Business


Product returns not always welcome

SUNDAY, DEC. 12, 2004

During this holiday shopping season, some retailers are deploying new technology designed to crack down on one of the industry’s biggest frustrations — customers who abuse return and exchange policies.

Retailers such as Guess Inc., Staples Inc., Sports Authority Inc., and Limited Brands Inc. are among those using software called Verify-1, a product of Irvine, Calif.-based Return Exchange. The closely held company helps retailers decide whether to deny returns or exchanges using a program that monitors a shopper’s track record of bringing items back.

Such tactics are raising the ire of shoppers and privacy-rights groups who say the new technology is often an unnecessary and intrusive violation of consumer rights.

Retailers say they are on the lookout for various forms of fraud, including “serial wardrobers” who buy an outfit, wear it once or twice and return it; shoplifters who return stolen merchandise; employees who steal items and return them for cash; price switchers, who change price tags on items, then return one item for the higher amount; and shoppers who use fake or old receipts when making a return.

Return Exchange’s Verify-1 system works like this: When a customer wants to return an item, the sales clerk asks for his or her driver’s license or other form of state-issued identification, and swipes it into a machine much like those used to make credit card or ATM purchases. The shopper’s name, address and birthdate is logged into a database. The program records details about the transaction, such as the store number, the amount of the return, the date, time and item description.

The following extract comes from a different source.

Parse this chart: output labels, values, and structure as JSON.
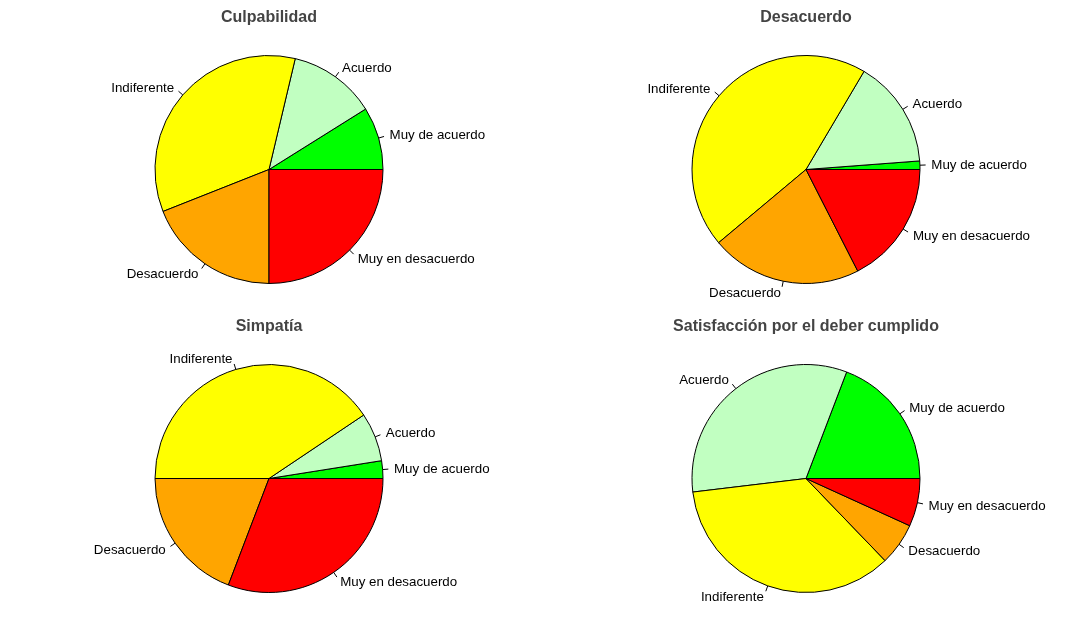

All that information is stored on the Return Exchange’s server in Santa Ana, Calif. Most transactions end there. But if a customer’s “return behavior” seems out of the ordinary, the transaction is rejected and the consumer is given a receipt that instructs him or her to call the company’s toll-free number for a copy of a report detailing their return activity. Shoppers can also request that Return Exchange investigate the rejected return. The program keeps tallies of the type of transactions, the total amount of the returns and the number of exchanges.

The company says the data are available only to Return Exchange, the customer and executives at the retailer. Other personal information, such as a shopper’s physical characteristics, is not recorded.

Return Exchange was co-founded by executives who previously worked at companies that tried to prevent credit-card and check fraud. Verify-1 first went on the market in March 1999, and its latest version is the result of a $20 million development project that culled the efforts of software engineers, statisticians and Arthur Andersen consultants. Since its inception, company executives say Return Exchange has grown to an estimated $10 million a year business — with its software used in at least one store in every mall in America.

“It’s the last big hole retailers need to fill,” says company senior vice president of sales and marketing Mark Hilinski.

The use of Verify-1 is just the latest move by retailers intent on curtailing return fraud, says University of Florida criminology professor Richard C. Hollinger. According to the 2003 National Retail Security Survey, compiled by Hollinger, the retail industry lost about $16 billion to fraudulent behavior.

Until now, retailers have focused on tracking fraud at the time of purchase. New technology monitors unusual activities like price overrides — the purchase costs $75 but the customer is charged $25, for example. Camera surveillance also pinpoints questionable behavior. Verify-1 tracks customers, however, only when they return or exchange items.

According to retail consulting firm KingRogers International, in 2003, the return rate for specialty retailers was 10.6 percent of total sales, higher than the industry average of 8.58 percent. About 9 percent of all returns are estimated to be fraudulent.

The program has come under fire from consumers. Beth Givens, director of the nonprofit Privacy Rights Clearinghouse, says she thinks Return Exchange generally has a “robust” privacy policy. Still, she’s encouraging the company to be more transparent about how it pinpoints fraudulent behavior. (No group or individual has seriously challenged the right to return purchases under this program.) “By not sharing the rules of the game, the companies are playing a game of gotcha and I don’t think that’s fair,” she says.

Concern that honest customers might be hurt by the technology was an issue for Joseph Toth, senior vice president of Los Angeles-based specialty apparel retailer Guess. Since Aug. 30, the Return Exchange has been monitoring — but not enforcing — returns at 16 of its stores in an effort to glean information about its return rate. Toth won’t see the data until the pilot program is finished at the end of the year, but he says Guess hasn’t received any official complaints when customers were asked to swipe their driver’s license.

“There have been some conversations at the register, but no incident where someone went nuts and said ‘I won’t give my driver’s license,’ ” he says. However, about 10 customers didn’t go through with the return once they were informed of the policy, Toth says, evidence that Verify-1 may work as a deterrent.

Using the technology means store employees, many of whom are in their late teens and early 20s, are not deciding whether to permit returns. “There is no arguing with this,” he says. Toth says Guess will decide early next year if it will use the software full time.